Mentor Monday

Week of September 25, 2014

Dog-sitting...it's a little bit like teaching

So, I have a fur baby and er name is Lola Bean, she's a lab/weimaraner mix who will be 6 in November. She's definitely our baby, laid back, not a licker, loves to snuggle and is fairly lazy unless it's time for our morning run. However, she has a boyfriend named the Grand Duke Albert vonSteimenheimer, or just Albert for short, who is completely spastic, kinda whiny, a sneak-attack licker, can't sit still for more than 5 minutes at a time, and kinda likes to push everybody around or lay on top of you (and he ain't light...100 lbs give or take a meal), BUT he's also one of the sweetest dogs I know who can cuddle with the best of them.


Anyway, he was at our house this weekend while his parents were at a wedding and as the dogs did whatever dogs do I had a moment to reflect on the fact that dog-sitting can be a little like teaching. Do you have any kids like Lola and Albert? Ones that are really laid back so they don't cause any trouble in class, but they have trouble getting things done. Or like Albert who can be a bit of a bully when he wants his way, can't sit still, just plain needy or can kind of get on your nerves.

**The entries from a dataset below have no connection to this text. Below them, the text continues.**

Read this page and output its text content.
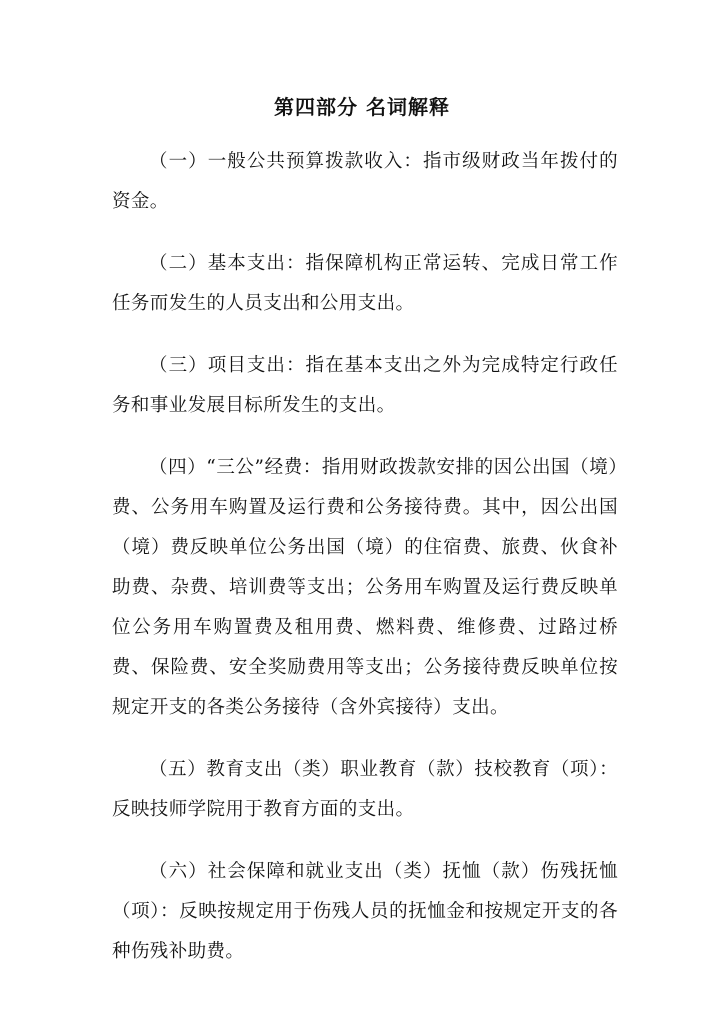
第四部分 名词解释

（一）一般公共预算拨款收入：指市级财政当年拨付的资金。

（二）基本支出：指保障机构正常运转、完成日常工作任务而发生的人员支出和公用支出。

（三）项目支出：指在基本支出之外为完成特定行政任务和事业发展目标所发生的支出。

（四）“三公”经费：指用财政拨款安排的因公出国（境）费、公务用车购置及运行费和公务接待费。其中，因公出国（境）费反映单位公务出国（境）的住宿费、旅费、伙食补助费、杂费、培训费等支出；公务用车购置及运行费反映单位公务用车购置费及租用费、燃料费、维修费、过路过桥费、保险费、安全奖励费用等支出；公务接待费反映单位按规定开支的各类公务接待（含外宾接待）支出。

（五）教育支出（类）职业教育（款）技校教育（项）：反映技师学院用于教育方面的支出。

（六）社会保障和就业支出（类）抚恤（款）伤残抚恤（项）：反映按规定用于伤残人员的抚恤金和按规定开支的各种伤残补助费。
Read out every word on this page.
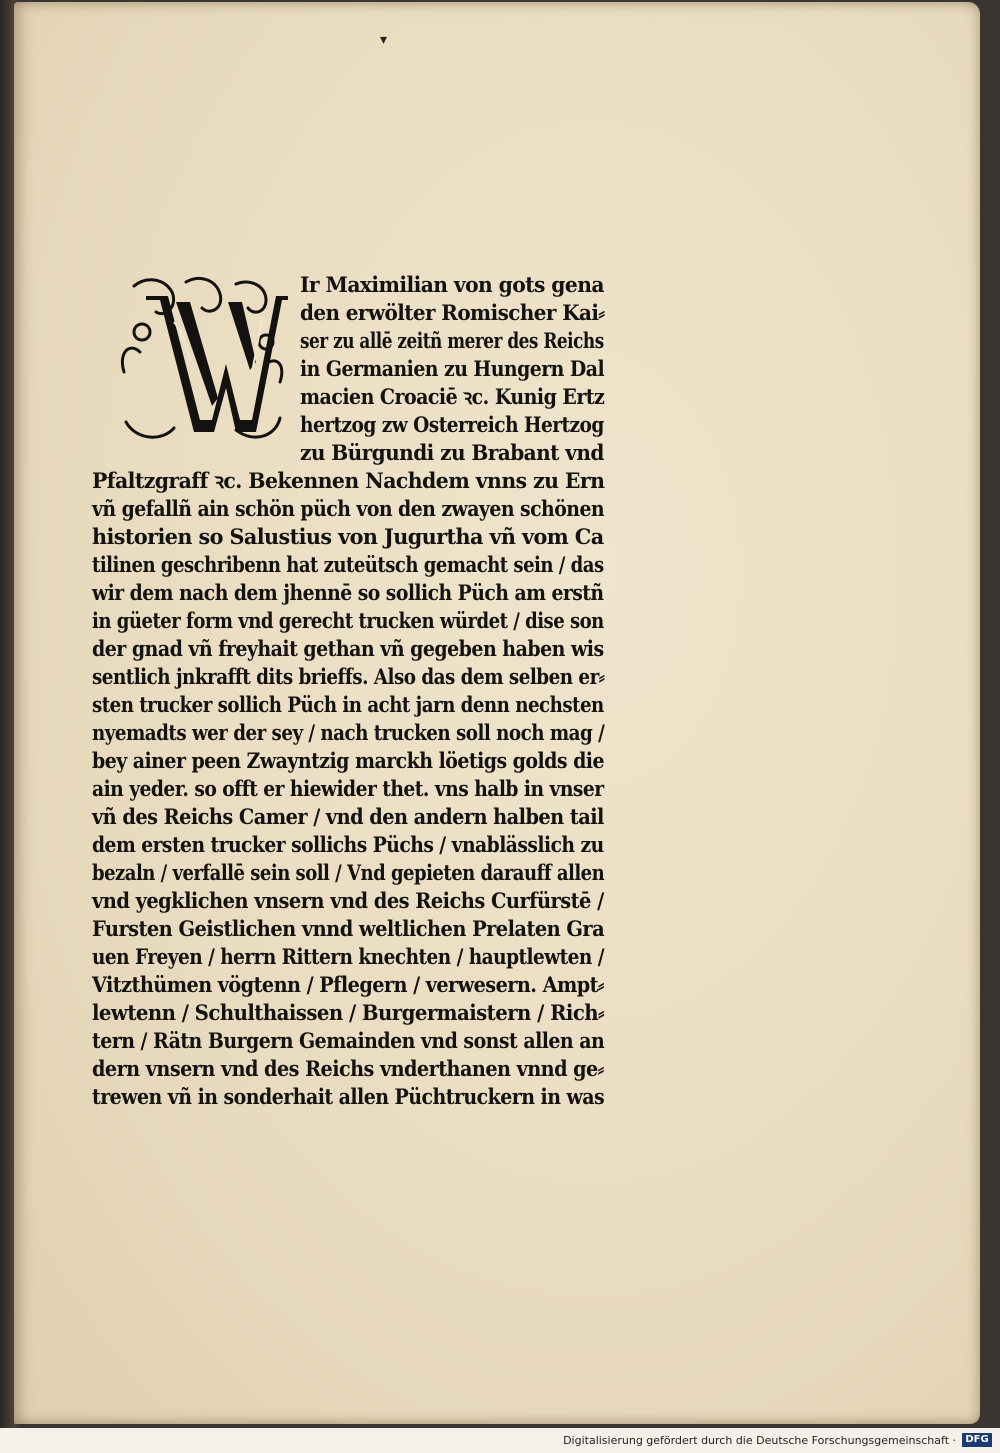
▾
Ir Maximilian von gots gena
den erwölter Romischer Kai⸗
ser zu allē zeitñ merer des Reichs
in Germanien zu Hungern Dal
macien Croaciē ꝛc. Kunig Ertz
hertzog zw Osterreich Hertzog
zu Bürgundi zu Brabant vnd
Pfaltzgraff ꝛc. Bekennen Nachdem vnns zu Ern
vñ gefallñ ain schön püch von den zwayen schönen
historien so Salustius von Jugurtha vñ vom Ca
tilinen geschribenn hat zuteütsch gemacht sein / das
wir dem nach dem jhennē so sollich Püch am erstñ
in güeter form vnd gerecht trucken würdet / dise son
der gnad vñ freyhait gethan vñ gegeben haben wis
sentlich jnkrafft dits brieffs. Also das dem selben er⸗
sten trucker sollich Püch in acht jarn denn nechsten
nyemadts wer der sey / nach trucken soll noch mag /
bey ainer peen Zwayntzig marckh löetigs golds die
ain yeder. so offt er hiewider thet. vns halb in vnser
vñ des Reichs Camer / vnd den andern halben tail
dem ersten trucker sollichs Püchs / vnablässlich zu
bezaln / verfallē sein soll / Vnd gepieten darauff allen
vnd yegklichen vnsern vnd des Reichs Curfürstē /
Fursten Geistlichen vnnd weltlichen Prelaten Gra
uen Freyen / herrn Rittern knechten / hauptlewten /
Vitzthümen vögtenn / Pflegern / verwesern. Ampt⸗
lewtenn / Schulthaissen / Burgermaistern / Rich⸗
tern / Rätn Burgern Gemainden vnd sonst allen an
dern vnsern vnd des Reichs vnderthanen vnnd ge⸗
trewen vñ in sonderhait allen Püchtruckern in was
Digitalisierung gefördert durch die Deutsche Forschungsgemeinschaft · DFG
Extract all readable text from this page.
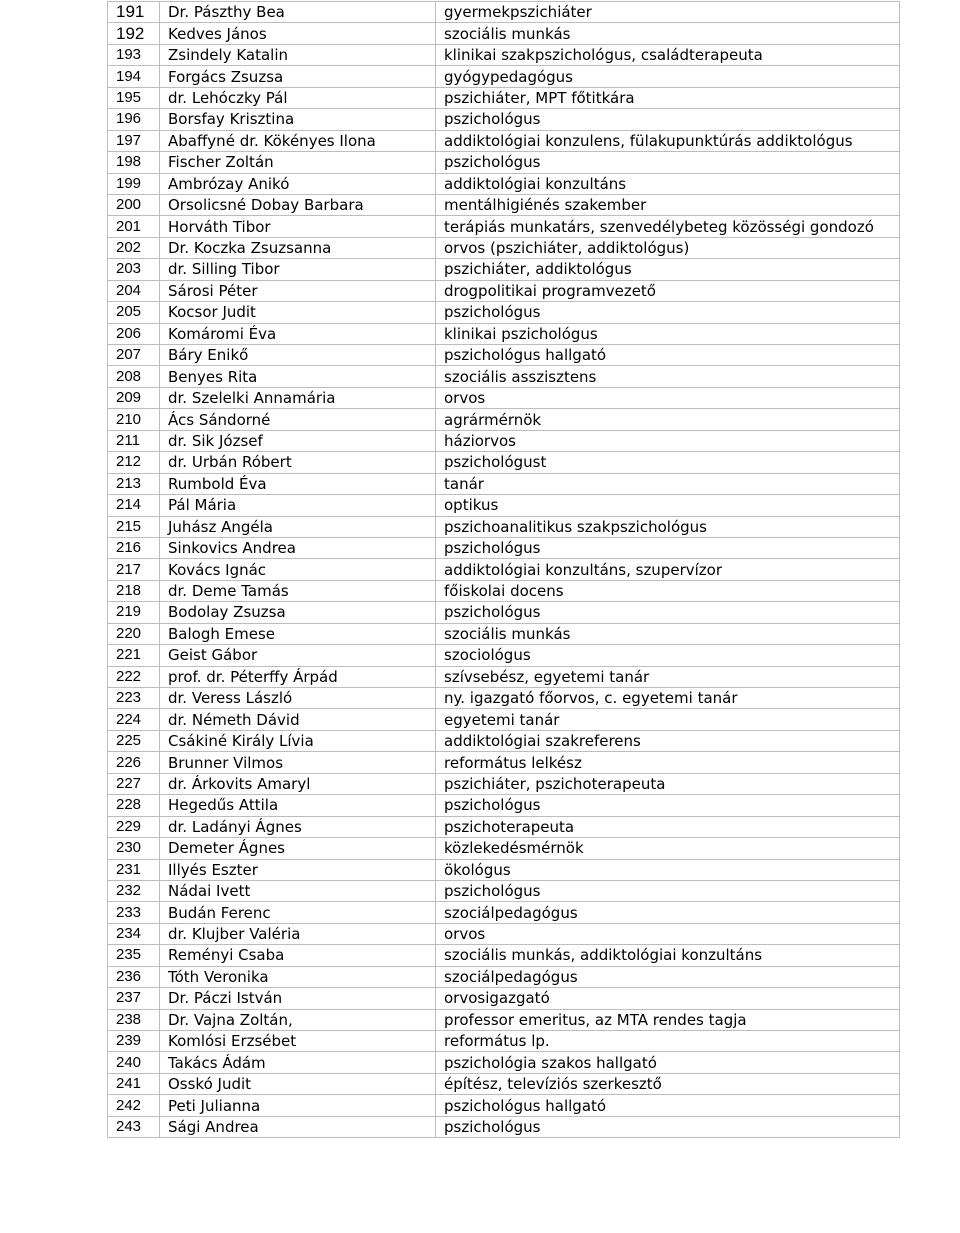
191	Dr. Pászthy Bea	gyermekpszichiáter
192	Kedves János	szociális munkás
193	Zsindely Katalin	klinikai szakpszichológus, családterapeuta
194	Forgács Zsuzsa	gyógypedagógus
195	dr. Lehóczky Pál	pszichiáter, MPT főtitkára
196	Borsfay Krisztina	pszichológus
197	Abaffyné dr. Kökényes Ilona	addiktológiai konzulens, fülakupunktúrás addiktológus
198	Fischer Zoltán	pszichológus
199	Ambrózay Anikó	addiktológiai konzultáns
200	Orsolicsné Dobay Barbara	mentálhigiénés szakember
201	Horváth Tibor	terápiás munkatárs, szenvedélybeteg közösségi gondozó
202	Dr. Koczka Zsuzsanna	orvos (pszichiáter, addiktológus)
203	dr. Silling Tibor	pszichiáter, addiktológus
204	Sárosi Péter	drogpolitikai programvezető
205	Kocsor Judit	pszichológus
206	Komáromi Éva	klinikai pszichológus
207	Báry Enikő	pszichológus hallgató
208	Benyes Rita	szociális asszisztens
209	dr. Szelelki Annamária	orvos
210	Ács Sándorné	agrármérnök
211	dr. Sik József	háziorvos
212	dr. Urbán Róbert	pszichológust
213	Rumbold Éva	tanár
214	Pál Mária	optikus
215	Juhász Angéla	pszichoanalitikus szakpszichológus
216	Sinkovics Andrea	pszichológus
217	Kovács Ignác	addiktológiai konzultáns, szupervízor
218	dr. Deme Tamás	főiskolai docens
219	Bodolay Zsuzsa	pszichológus
220	Balogh Emese	szociális munkás
221	Geist Gábor	szociológus
222	prof. dr. Péterffy Árpád	szívsebész, egyetemi tanár
223	dr. Veress László	ny. igazgató főorvos, c. egyetemi tanár
224	dr. Németh Dávid	egyetemi tanár
225	Csákiné Király Lívia	addiktológiai szakreferens
226	Brunner Vilmos	református lelkész
227	dr. Árkovits Amaryl	pszichiáter, pszichoterapeuta
228	Hegedűs Attila	pszichológus
229	dr. Ladányi Ágnes	pszichoterapeuta
230	Demeter Ágnes	közlekedésmérnök
231	Illyés Eszter	ökológus
232	Nádai Ivett	pszichológus
233	Budán Ferenc	szociálpedagógus
234	dr. Klujber Valéria	orvos
235	Reményi Csaba	szociális munkás, addiktológiai konzultáns
236	Tóth Veronika	szociálpedagógus
237	Dr. Páczi István	orvosigazgató
238	Dr. Vajna Zoltán,	professor emeritus, az MTA rendes tagja
239	Komlósi Erzsébet	református lp.
240	Takács Ádám	pszichológia szakos hallgató
241	Osskó Judit	építész, televíziós szerkesztő
242	Peti Julianna	pszichológus hallgató
243	Sági Andrea	pszichológus
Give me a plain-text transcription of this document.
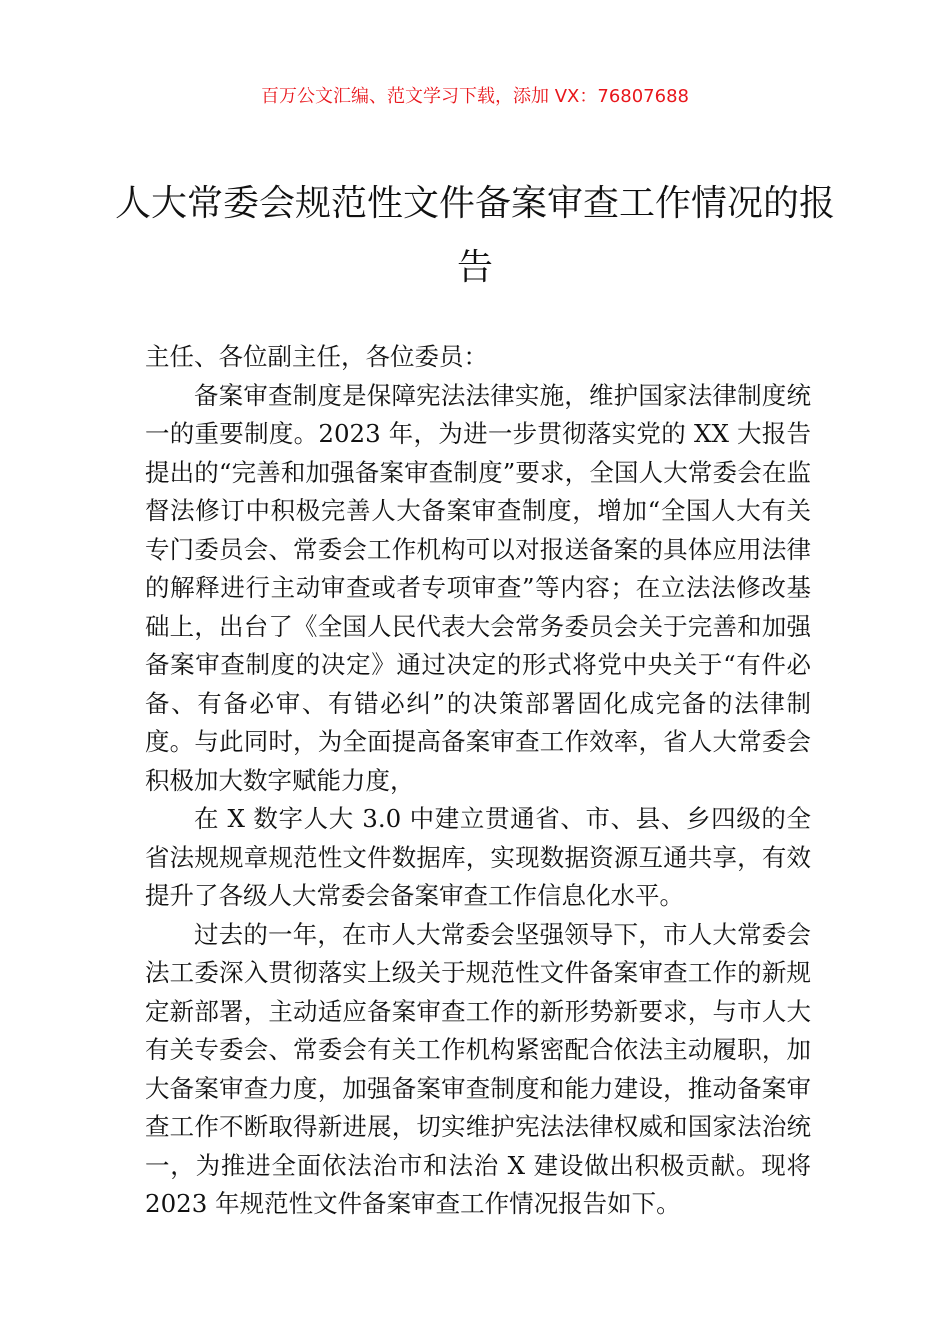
百万公文汇编、范文学习下载，添加 VX：76807688
人大常委会规范性文件备案审查工作情况的报告

主任、各位副主任，各位委员：

备案审查制度是保障宪法法律实施，维护国家法律制度统一的重要制度。2023 年，为进一步贯彻落实党的 XX 大报告提出的“完善和加强备案审查制度”要求，全国人大常委会在监督法修订中积极完善人大备案审查制度，增加“全国人大有关专门委员会、常委会工作机构可以对报送备案的具体应用法律的解释进行主动审查或者专项审查”等内容；在立法法修改基础上，出台了《全国人民代表大会常务委员会关于完善和加强备案审查制度的决定》通过决定的形式将党中央关于“有件必备、有备必审、有错必纠”的决策部署固化成完备的法律制度。与此同时，为全面提高备案审查工作效率，省人大常委会积极加大数字赋能力度，

在 X 数字人大 3.0 中建立贯通省、市、县、乡四级的全省法规规章规范性文件数据库，实现数据资源互通共享，有效提升了各级人大常委会备案审查工作信息化水平。

过去的一年，在市人大常委会坚强领导下，市人大常委会法工委深入贯彻落实上级关于规范性文件备案审查工作的新规定新部署，主动适应备案审查工作的新形势新要求，与市人大有关专委会、常委会有关工作机构紧密配合依法主动履职，加大备案审查力度，加强备案审查制度和能力建设，推动备案审查工作不断取得新进展，切实维护宪法法律权威和国家法治统一，为推进全面依法治市和法治 X 建设做出积极贡献。现将 2023 年规范性文件备案审查工作情况报告如下。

Well, how do you get a dog to do what you want?? You train them. Lola knows the rules because she is my kids, but what about Albert?? Even though he's not my dog, you can bet he know my rules..it should be the same with our kids. We often make the mistake of thinking our kids know how to act because they are 14, 15, 16, 17, 18 years old, but have they ever had you as a teacher before so that they know the rules, procedures, expectations you have for them? Nope, so guess what...you have to TRAIN them, over and over and over again until they know what your procedures are (i.e. entering the classroom, turning in homework, grading, classwork, how to ask a question, etc.), what expectations you have for their behavior in class, what you want on their homework, what methods have you taught them to help them study?? And then you refresh these expectations with them on a regular basis because let's face it, we all sometimes forget the things that we should know. And how can we expect them to do something we've never taught them how to do?? So, just remember if you want it done your way, you have to train them your way...otherwise you're just going to have to be ok with what you get!!

Instructional Strategy of the Week

Wait Time (from Teach Like a Champion)

As teachers we generally ask many questions throughout the class period, most on the lower levels of Bloom's taxonomy (we're working on that, right ;)) But we often don't give students enough time to process the question that we asked, let alone time to synthesize an answer.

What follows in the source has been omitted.